Google: ecco perché è diventato il miglior posto dove lavorare

La classifica delle migliori multinazionali dove lavorare messa a punto da Great Place to Work assegna per la prima volta a Google la palma del posto più ambito del mondo. Il podio in realtà, come racconta Huffington Post , è il frutto di una strategia nata per risolvere un problema. Quale? Quello delle donne che lasciavano l’azienda dopo la maternità. Come la maggior parte delle aziende della Silicon Valley, infatti, i dipendenti di Google sono soprattutto uomini, ma le aziende della net economy fanno di tutto per incrementare il numero di donne presenti, per aumentare il numero di talenti necessari a far crescere il business.
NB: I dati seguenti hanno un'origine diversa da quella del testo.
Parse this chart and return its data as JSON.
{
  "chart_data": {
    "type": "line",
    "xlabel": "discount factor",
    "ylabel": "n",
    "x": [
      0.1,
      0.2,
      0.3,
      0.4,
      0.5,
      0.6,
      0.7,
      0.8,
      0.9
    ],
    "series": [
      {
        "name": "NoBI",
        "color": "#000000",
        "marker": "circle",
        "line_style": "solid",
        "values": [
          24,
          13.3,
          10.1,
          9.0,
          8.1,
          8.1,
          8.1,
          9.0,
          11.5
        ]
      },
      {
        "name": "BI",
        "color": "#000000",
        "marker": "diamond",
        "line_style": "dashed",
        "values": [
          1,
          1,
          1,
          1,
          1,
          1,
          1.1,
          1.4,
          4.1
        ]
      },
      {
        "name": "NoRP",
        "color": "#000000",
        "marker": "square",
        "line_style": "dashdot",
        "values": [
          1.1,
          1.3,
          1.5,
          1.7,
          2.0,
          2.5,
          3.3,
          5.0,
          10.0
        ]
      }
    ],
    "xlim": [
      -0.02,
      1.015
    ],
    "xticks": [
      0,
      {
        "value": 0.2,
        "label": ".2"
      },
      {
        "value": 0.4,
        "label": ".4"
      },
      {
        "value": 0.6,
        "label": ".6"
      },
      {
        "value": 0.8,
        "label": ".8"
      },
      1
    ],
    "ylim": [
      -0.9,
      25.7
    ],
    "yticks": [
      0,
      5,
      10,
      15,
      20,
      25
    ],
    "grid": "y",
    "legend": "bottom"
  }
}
E quando la competizione è contro gli altri giganti come Apple, Facebook, Amazon e Microsoft, è facile comprendere come ogni dimissione impatti costosamente sul processo di selezione di nuovi dipendenti, sulla competitività e sulla produttività dell’azienda.
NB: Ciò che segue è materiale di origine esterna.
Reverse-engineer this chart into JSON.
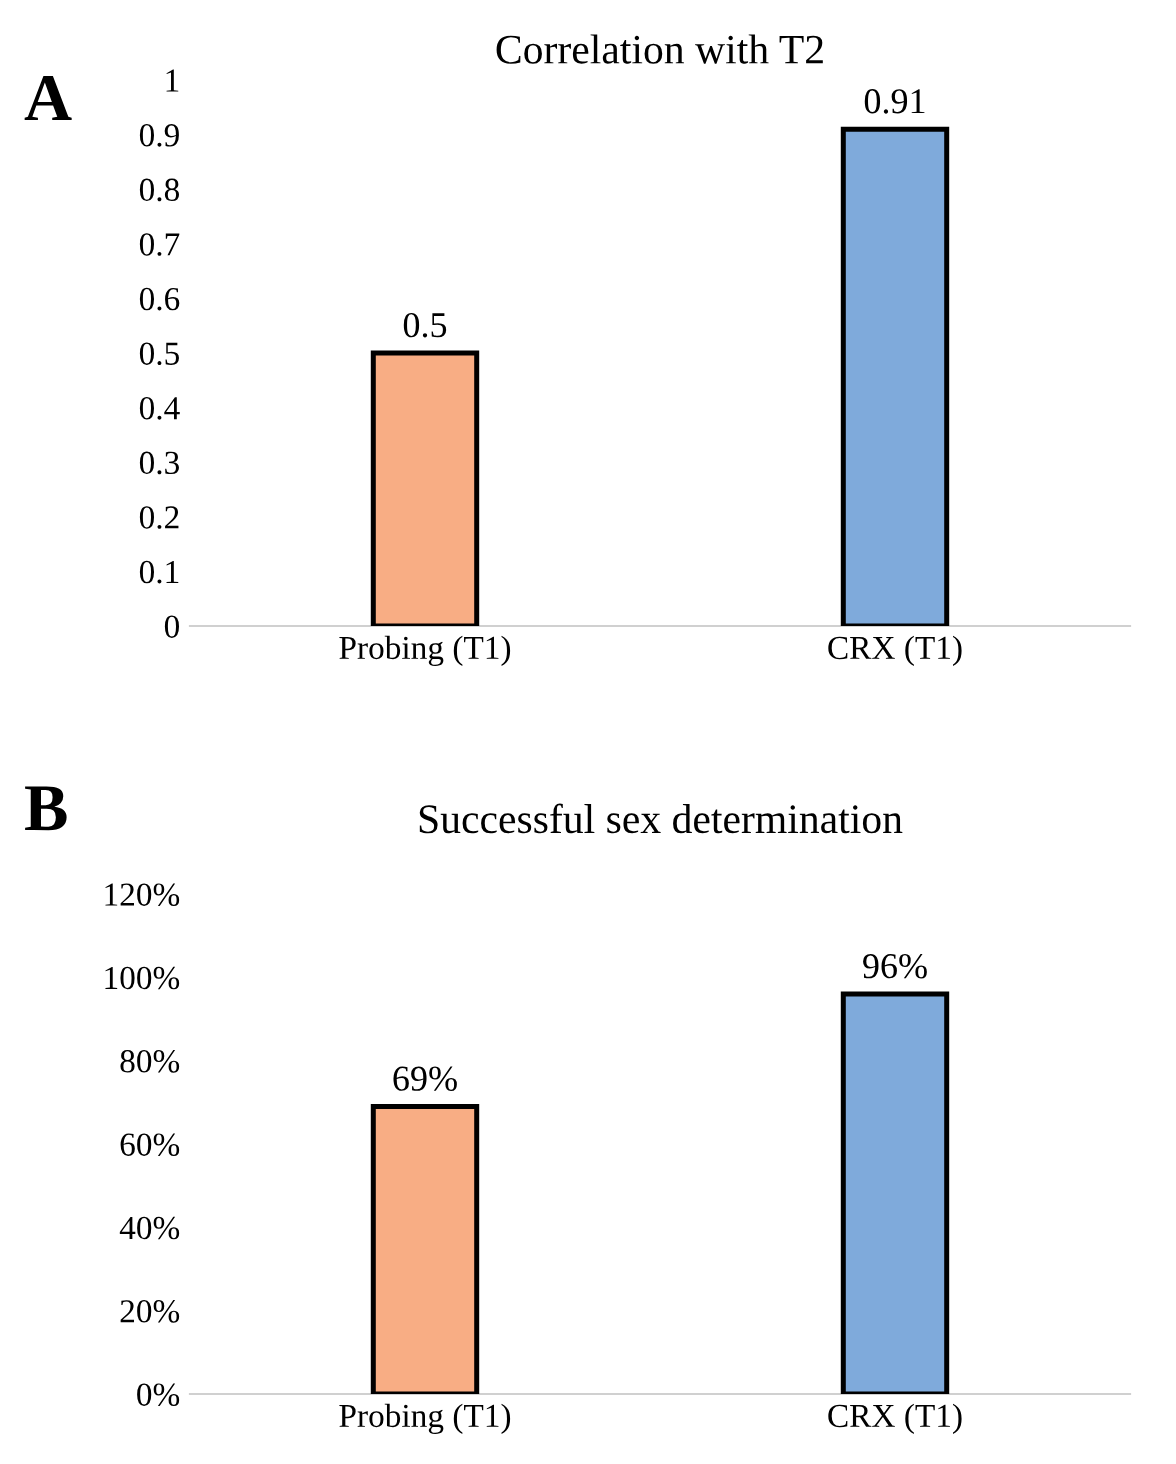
{
  "chart_data": [
    {
      "type": "bar",
      "title": "Correlation with T2",
      "annotations": [
        "A"
      ],
      "categories": [
        "Probing (T1)",
        "CRX (T1)"
      ],
      "values": [
        0.5,
        0.91
      ],
      "colors": [
        "#f8ad84",
        "#7faadb"
      ],
      "ylim": [
        0,
        1
      ],
      "yticks": [
        0,
        0.1,
        0.2,
        0.3,
        0.4,
        0.5,
        0.6,
        0.7,
        0.8,
        0.9,
        1
      ],
      "data_labels": true
    },
    {
      "type": "bar",
      "title": "Successful sex determination",
      "annotations": [
        "B"
      ],
      "categories": [
        "Probing (T1)",
        "CRX (T1)"
      ],
      "values": [
        69,
        96
      ],
      "value_labels": [
        "69%",
        "96%"
      ],
      "colors": [
        "#f8ad84",
        "#7faadb"
      ],
      "ylim": [
        0,
        120
      ],
      "yticks": [
        {
          "value": 0,
          "label": "0%"
        },
        {
          "value": 20,
          "label": "20%"
        },
        {
          "value": 40,
          "label": "40%"
        },
        {
          "value": 60,
          "label": "60%"
        },
        {
          "value": 80,
          "label": "80%"
        },
        {
          "value": 100,
          "label": "100%"
        },
        {
          "value": 120,
          "label": "120%"
        }
      ]
    }
  ]
}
Google, che è un’azienda nata da un algoritmo, ha capito che c’era un problema legato alla felicità e si è messa a misurarlo per risolverlo. La missione di People Operations, quello che comunemente e riduttivamente sarebbe etichettato come “ufficio del personale”, è quella di individuare i problemi e implementare delle soluzioni. Il suo giovanissimo capo, il 40enne Laszlo Block, si è dunque reso conto che le 12 settimane di maternità, in linea con la media delle aziende americane più sensibili, non erano sufficienti a mantenere il pool di talenti dell’azienda. Così, dal 2007, le neo mamme hanno a disposizione cinque mesi di maternità pagata da gestire in autonomia, un privilegio più che raro negli Stati Uniti. L’azienda ha incassato i benefici di questa politica: le dimissioni delle neo mamme sono calate del 50%, la felicità interna misurata dall’inchiesta annuale è cresciuta e il costo della maternità pagata è compensato dal risparmio sul processo di selezione. 
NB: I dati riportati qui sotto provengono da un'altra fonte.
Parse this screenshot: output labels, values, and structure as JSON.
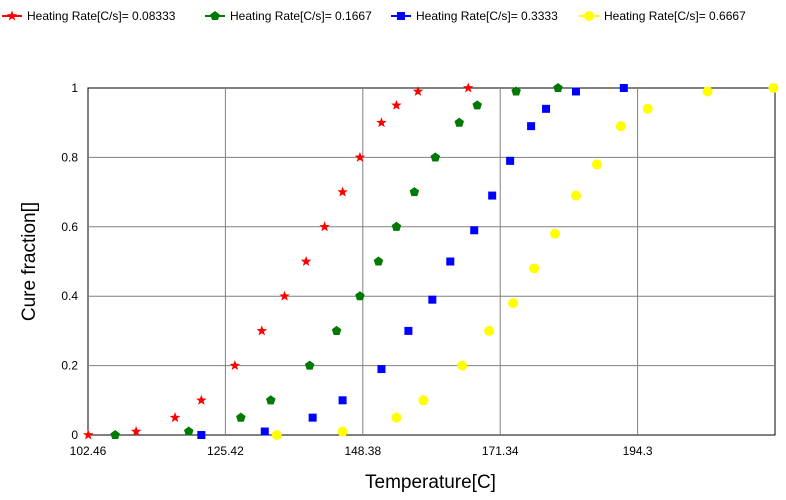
{
  "chart_data": {
    "type": "scatter",
    "title": "",
    "xlabel": "Temperature[C]",
    "ylabel": "Cure fraction[]",
    "xlim": [
      102.46,
      217.26
    ],
    "ylim": [
      0,
      1
    ],
    "x_ticks": [
      "102.46",
      "125.42",
      "148.38",
      "171.34",
      "194.3"
    ],
    "y_ticks": [
      "0",
      "0.2",
      "0.4",
      "0.6",
      "0.8",
      "1"
    ],
    "grid": true,
    "legend_position": "top",
    "series": [
      {
        "name": "Heating Rate[C/s]= 0.08333",
        "color": "#ff0000",
        "marker": "star",
        "points": [
          [
            102.5,
            0.0
          ],
          [
            110.5,
            0.01
          ],
          [
            117.0,
            0.05
          ],
          [
            121.4,
            0.1
          ],
          [
            127.0,
            0.2
          ],
          [
            131.5,
            0.3
          ],
          [
            135.3,
            0.4
          ],
          [
            138.9,
            0.5
          ],
          [
            142.0,
            0.6
          ],
          [
            145.0,
            0.7
          ],
          [
            147.9,
            0.8
          ],
          [
            151.5,
            0.9
          ],
          [
            154.0,
            0.95
          ],
          [
            157.6,
            0.99
          ],
          [
            166.0,
            1.0
          ]
        ]
      },
      {
        "name": "Heating Rate[C/s]= 0.1667",
        "color": "#007a00",
        "marker": "pentagon",
        "points": [
          [
            107.0,
            0.0
          ],
          [
            119.3,
            0.01
          ],
          [
            128.0,
            0.05
          ],
          [
            133.0,
            0.1
          ],
          [
            139.5,
            0.2
          ],
          [
            144.0,
            0.3
          ],
          [
            147.9,
            0.4
          ],
          [
            151.0,
            0.5
          ],
          [
            154.0,
            0.6
          ],
          [
            157.0,
            0.7
          ],
          [
            160.5,
            0.8
          ],
          [
            164.5,
            0.9
          ],
          [
            167.5,
            0.95
          ],
          [
            174.0,
            0.99
          ],
          [
            181.0,
            1.0
          ]
        ]
      },
      {
        "name": "Heating Rate[C/s]= 0.3333",
        "color": "#0000ff",
        "marker": "square",
        "points": [
          [
            121.4,
            0.0
          ],
          [
            132.0,
            0.01
          ],
          [
            140.0,
            0.05
          ],
          [
            145.0,
            0.1
          ],
          [
            151.5,
            0.19
          ],
          [
            156.0,
            0.3
          ],
          [
            160.0,
            0.39
          ],
          [
            163.0,
            0.5
          ],
          [
            167.0,
            0.59
          ],
          [
            170.0,
            0.69
          ],
          [
            173.0,
            0.79
          ],
          [
            176.5,
            0.89
          ],
          [
            179.0,
            0.94
          ],
          [
            184.0,
            0.99
          ],
          [
            192.0,
            1.0
          ]
        ]
      },
      {
        "name": "Heating Rate[C/s]= 0.6667",
        "color": "#ffff00",
        "marker": "circle",
        "points": [
          [
            134.0,
            0.0
          ],
          [
            145.0,
            0.01
          ],
          [
            154.0,
            0.05
          ],
          [
            158.5,
            0.1
          ],
          [
            165.0,
            0.2
          ],
          [
            169.5,
            0.3
          ],
          [
            173.5,
            0.38
          ],
          [
            177.0,
            0.48
          ],
          [
            180.5,
            0.58
          ],
          [
            184.0,
            0.69
          ],
          [
            187.5,
            0.78
          ],
          [
            191.5,
            0.89
          ],
          [
            196.0,
            0.94
          ],
          [
            206.0,
            0.99
          ],
          [
            217.0,
            1.0
          ]
        ]
      }
    ]
  }
}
E’ così che Pops, come in gergo è chiamato People Operations, ha sviluppato un sistema di misurazione efficacissimo per ogni aspetto della vita aziendale. Sotto la guida di Bock, infatti, il reparto del personale è diventato un sofisticato laboratorio in cui pesare i dati e guadagnare esperienza empirica su ogni aspetto della vita dei dipendenti. Negli ultimi due anni, addirittura, Google ha assunto dei sociologi per il PiLab, “People & Innovation Lab”, che conduce dozzine di esperimenti. Per esempio, è stato appurato che il numero perfetto di colloqui di lavoro prima dell’assunzione è quattro, dopo di che i ritorni diminuiscono. Quattro incontri, infatti, sono sufficienti per allargare il numero di persone che valuta il candidato, senza prosciugare l’entusiasmo di un potenziale nuovo dipendente e senza impattare negativamente sui costi. E ancora: la durata ideale della coda alla mensa è fra i tre i quattro minuti: lunga abbastanza per socializzare, ma corta quanto basta per non annoiare. Il diametro dei piatti che massimizza un pasto sano e non troppo abbondante è di venti centimetri. Il modo migliore per dare un aumento ai dipendenti non è un ricco bonus a fine anno, ma un incremento percentuale – e, quindi, garantito anche in futuro – dello stipendio base. Ma Google è riuscita anche a misurare le capacità dei manager più efficaci e dimostrato che essere un buon coach è la chiave per portare un team al successo. Dal 2009, dunque, ha accelerato sulla formazione dei coach e il risultato medio anno annuale dei manager è cresciuto di anno in anno. 

Insomma, Google ha applicato alle risorse umane la stessa potenza di fuoco che ha permesso a un’azienda che quindici anni fa non esisteva di passare da due soci a 40mila dipendenti in quaranta Paesi e di far crescere del 650% il valore azioni dall’Ipo, contro il 44% medio di Dow Jones dello stesso periodo. Ma Larry Page e Sergej Brin non hanno fatto tutto da soli nella creazione di una cultura aziendale che regala ai dipendenti la possibilità di gestire il proprio tempo e valorizza le opinioni personali. Google, infatti, ha imparato da Sas  che, guarda caso, è oggi seconda nella classifica pubblicata da Great Place to Work. Nei primi dieci posti, su mille multinazionali monitorate, figurano anche NetApp, Microsoft, W.L Gore & Associates, Kimberly-Clark, Marriott, Diageo, National Instruments e Cisco.